See also: Drake Came Out In His "Hold On, We're Going Home" Video And Nobody Noticed


Ariana structures her video around three characters -- Juliet, Romeo, and the Priest from Shakespeare's Romeo and Juliet (in case you didn't get the reference). She plays Juliet, an unidentified Caucasian-Ken doll plays Romeo, and Big Sean plays the Priest. The obvious miscasting of Big Sean as a priest is intentional. Ariana wants her audience to feel the same discomfort she was forced to endure after being miscast in several Nickelodeon projects as tweenagers when she's actually Miley's age and should be out in Hollywood naked and dancing. Ariana is telling the world about the vicious way the Nickelodeon complex destroys the identities and stunts the mental and physical growth of the stars it creates.


Contrary to popular opinion, Ariana Grande's ceaselessly eccentric fan-waving is not a reminder for everyone to tune in to The Michael J Fox Show on NBC Thursdays at 9:30 p.m. -- it is a symbolization of the labor she and many others were forced to put in at the Nickelodeon complex.
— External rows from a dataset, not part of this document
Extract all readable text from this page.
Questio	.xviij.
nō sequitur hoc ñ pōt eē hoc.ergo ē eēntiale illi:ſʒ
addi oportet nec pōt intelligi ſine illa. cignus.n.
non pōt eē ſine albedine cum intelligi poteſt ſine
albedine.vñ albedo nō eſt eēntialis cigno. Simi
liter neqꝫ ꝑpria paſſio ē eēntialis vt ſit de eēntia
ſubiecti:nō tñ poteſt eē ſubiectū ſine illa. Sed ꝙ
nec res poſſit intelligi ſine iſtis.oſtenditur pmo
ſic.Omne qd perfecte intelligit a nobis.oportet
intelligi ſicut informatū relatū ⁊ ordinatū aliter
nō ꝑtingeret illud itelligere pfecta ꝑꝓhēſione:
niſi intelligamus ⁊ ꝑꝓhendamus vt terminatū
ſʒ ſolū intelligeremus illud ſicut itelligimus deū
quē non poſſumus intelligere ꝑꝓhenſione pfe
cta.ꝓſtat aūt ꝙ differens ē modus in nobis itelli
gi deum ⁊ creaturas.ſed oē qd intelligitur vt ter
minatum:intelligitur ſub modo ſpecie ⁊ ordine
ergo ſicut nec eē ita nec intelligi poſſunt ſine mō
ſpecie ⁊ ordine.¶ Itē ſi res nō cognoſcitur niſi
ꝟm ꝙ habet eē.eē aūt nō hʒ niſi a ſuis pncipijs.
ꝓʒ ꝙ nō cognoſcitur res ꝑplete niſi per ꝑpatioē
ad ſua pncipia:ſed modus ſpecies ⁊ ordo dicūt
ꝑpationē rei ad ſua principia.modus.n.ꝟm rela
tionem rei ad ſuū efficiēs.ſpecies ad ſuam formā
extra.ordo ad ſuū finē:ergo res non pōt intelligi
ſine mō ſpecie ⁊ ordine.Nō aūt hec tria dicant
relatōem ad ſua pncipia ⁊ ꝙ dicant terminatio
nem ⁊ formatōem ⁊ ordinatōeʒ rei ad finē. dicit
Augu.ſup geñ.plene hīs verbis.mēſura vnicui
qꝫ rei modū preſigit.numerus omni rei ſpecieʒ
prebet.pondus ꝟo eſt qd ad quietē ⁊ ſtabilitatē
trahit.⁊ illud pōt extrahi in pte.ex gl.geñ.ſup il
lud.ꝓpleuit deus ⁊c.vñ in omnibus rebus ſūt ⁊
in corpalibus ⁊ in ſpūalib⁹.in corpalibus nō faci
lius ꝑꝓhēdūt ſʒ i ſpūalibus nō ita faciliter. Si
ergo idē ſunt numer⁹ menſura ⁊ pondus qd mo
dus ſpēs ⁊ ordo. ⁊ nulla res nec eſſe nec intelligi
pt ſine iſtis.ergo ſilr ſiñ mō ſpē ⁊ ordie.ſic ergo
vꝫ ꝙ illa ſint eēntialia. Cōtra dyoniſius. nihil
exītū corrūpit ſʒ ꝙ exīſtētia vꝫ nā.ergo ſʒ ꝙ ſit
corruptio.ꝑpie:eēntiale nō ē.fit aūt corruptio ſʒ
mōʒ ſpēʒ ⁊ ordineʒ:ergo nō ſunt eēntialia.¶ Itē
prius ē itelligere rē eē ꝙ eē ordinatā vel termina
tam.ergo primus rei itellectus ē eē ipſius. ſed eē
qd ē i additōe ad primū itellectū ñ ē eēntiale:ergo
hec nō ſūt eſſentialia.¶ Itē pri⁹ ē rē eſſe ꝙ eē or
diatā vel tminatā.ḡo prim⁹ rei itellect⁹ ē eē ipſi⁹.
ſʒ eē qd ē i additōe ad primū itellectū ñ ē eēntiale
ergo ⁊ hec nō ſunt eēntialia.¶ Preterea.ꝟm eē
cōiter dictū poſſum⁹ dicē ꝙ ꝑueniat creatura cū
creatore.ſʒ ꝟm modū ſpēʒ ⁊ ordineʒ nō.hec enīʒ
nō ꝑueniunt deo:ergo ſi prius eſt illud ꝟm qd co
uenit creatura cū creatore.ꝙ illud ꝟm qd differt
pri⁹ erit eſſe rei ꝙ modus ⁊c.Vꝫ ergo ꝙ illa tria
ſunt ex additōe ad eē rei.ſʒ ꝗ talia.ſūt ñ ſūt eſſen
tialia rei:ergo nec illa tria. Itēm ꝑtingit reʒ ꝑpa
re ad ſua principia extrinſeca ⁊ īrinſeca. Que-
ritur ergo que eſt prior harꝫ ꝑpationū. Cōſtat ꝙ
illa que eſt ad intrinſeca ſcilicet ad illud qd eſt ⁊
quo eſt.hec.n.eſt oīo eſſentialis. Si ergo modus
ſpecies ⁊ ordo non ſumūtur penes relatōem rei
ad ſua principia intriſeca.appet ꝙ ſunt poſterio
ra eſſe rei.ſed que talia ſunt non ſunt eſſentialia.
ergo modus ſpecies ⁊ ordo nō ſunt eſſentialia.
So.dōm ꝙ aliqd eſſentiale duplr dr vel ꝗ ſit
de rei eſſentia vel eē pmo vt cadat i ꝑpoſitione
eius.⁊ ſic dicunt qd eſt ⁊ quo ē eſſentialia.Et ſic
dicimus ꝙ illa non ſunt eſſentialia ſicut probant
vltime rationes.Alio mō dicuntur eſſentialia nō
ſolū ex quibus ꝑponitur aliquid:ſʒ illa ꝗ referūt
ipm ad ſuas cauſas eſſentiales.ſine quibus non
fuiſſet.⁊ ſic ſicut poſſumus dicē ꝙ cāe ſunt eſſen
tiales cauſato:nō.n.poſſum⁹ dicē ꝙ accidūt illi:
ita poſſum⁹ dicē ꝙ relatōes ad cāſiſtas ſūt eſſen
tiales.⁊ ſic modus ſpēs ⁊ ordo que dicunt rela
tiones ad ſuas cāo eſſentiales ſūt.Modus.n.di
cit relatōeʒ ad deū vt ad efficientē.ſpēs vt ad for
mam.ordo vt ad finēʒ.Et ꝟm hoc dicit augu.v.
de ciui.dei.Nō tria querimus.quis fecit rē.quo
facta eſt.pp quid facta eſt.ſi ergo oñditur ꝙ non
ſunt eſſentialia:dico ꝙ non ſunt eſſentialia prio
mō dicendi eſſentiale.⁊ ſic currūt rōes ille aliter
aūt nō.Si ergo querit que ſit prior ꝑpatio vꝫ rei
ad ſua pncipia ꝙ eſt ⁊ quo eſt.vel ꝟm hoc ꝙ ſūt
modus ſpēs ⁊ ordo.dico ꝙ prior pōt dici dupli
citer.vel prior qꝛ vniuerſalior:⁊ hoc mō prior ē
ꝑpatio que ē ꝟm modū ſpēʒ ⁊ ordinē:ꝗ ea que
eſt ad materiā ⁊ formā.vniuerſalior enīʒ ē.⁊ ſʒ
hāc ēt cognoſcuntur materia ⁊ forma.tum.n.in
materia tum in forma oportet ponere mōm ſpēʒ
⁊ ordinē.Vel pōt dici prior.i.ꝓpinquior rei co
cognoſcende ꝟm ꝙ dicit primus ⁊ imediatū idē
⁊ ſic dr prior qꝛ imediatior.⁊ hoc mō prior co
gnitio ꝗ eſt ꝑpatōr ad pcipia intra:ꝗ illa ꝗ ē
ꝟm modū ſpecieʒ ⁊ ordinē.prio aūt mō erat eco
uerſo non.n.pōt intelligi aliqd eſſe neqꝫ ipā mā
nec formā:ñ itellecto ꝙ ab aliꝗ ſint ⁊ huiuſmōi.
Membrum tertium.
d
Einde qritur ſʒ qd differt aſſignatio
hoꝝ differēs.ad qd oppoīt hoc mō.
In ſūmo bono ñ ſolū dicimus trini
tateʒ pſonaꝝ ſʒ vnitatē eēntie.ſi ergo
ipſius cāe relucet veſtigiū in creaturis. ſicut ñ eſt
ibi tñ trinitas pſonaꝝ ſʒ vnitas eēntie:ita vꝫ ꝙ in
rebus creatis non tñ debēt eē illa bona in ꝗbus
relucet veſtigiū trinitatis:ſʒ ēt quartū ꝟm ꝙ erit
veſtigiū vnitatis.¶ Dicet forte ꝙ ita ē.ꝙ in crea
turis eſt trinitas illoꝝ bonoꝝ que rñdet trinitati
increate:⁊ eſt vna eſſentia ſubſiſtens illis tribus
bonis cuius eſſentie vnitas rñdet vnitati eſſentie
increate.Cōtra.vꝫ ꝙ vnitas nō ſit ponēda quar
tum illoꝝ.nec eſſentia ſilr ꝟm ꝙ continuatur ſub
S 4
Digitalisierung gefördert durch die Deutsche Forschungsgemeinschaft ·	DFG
Day and night, night and day, the choreography and acting lessons and baking sessions never stopped. Her face looks strained and her hand wary because very little is able to break the grip of a tween-star-producing-machine the likes of Nickelodeon.


It's so crazy in the Nickelodeon complex that instead of taking selfies in the mirror with your friends while you pregame, you have to wear masquerade masks and POSE! POSE! POSE! Since this scene of false-preparation takes up a significant chunk of the music video's temporal reality, it has to be significant; Ariana is remarking on the narcissism inherent with successfully becoming a superstar.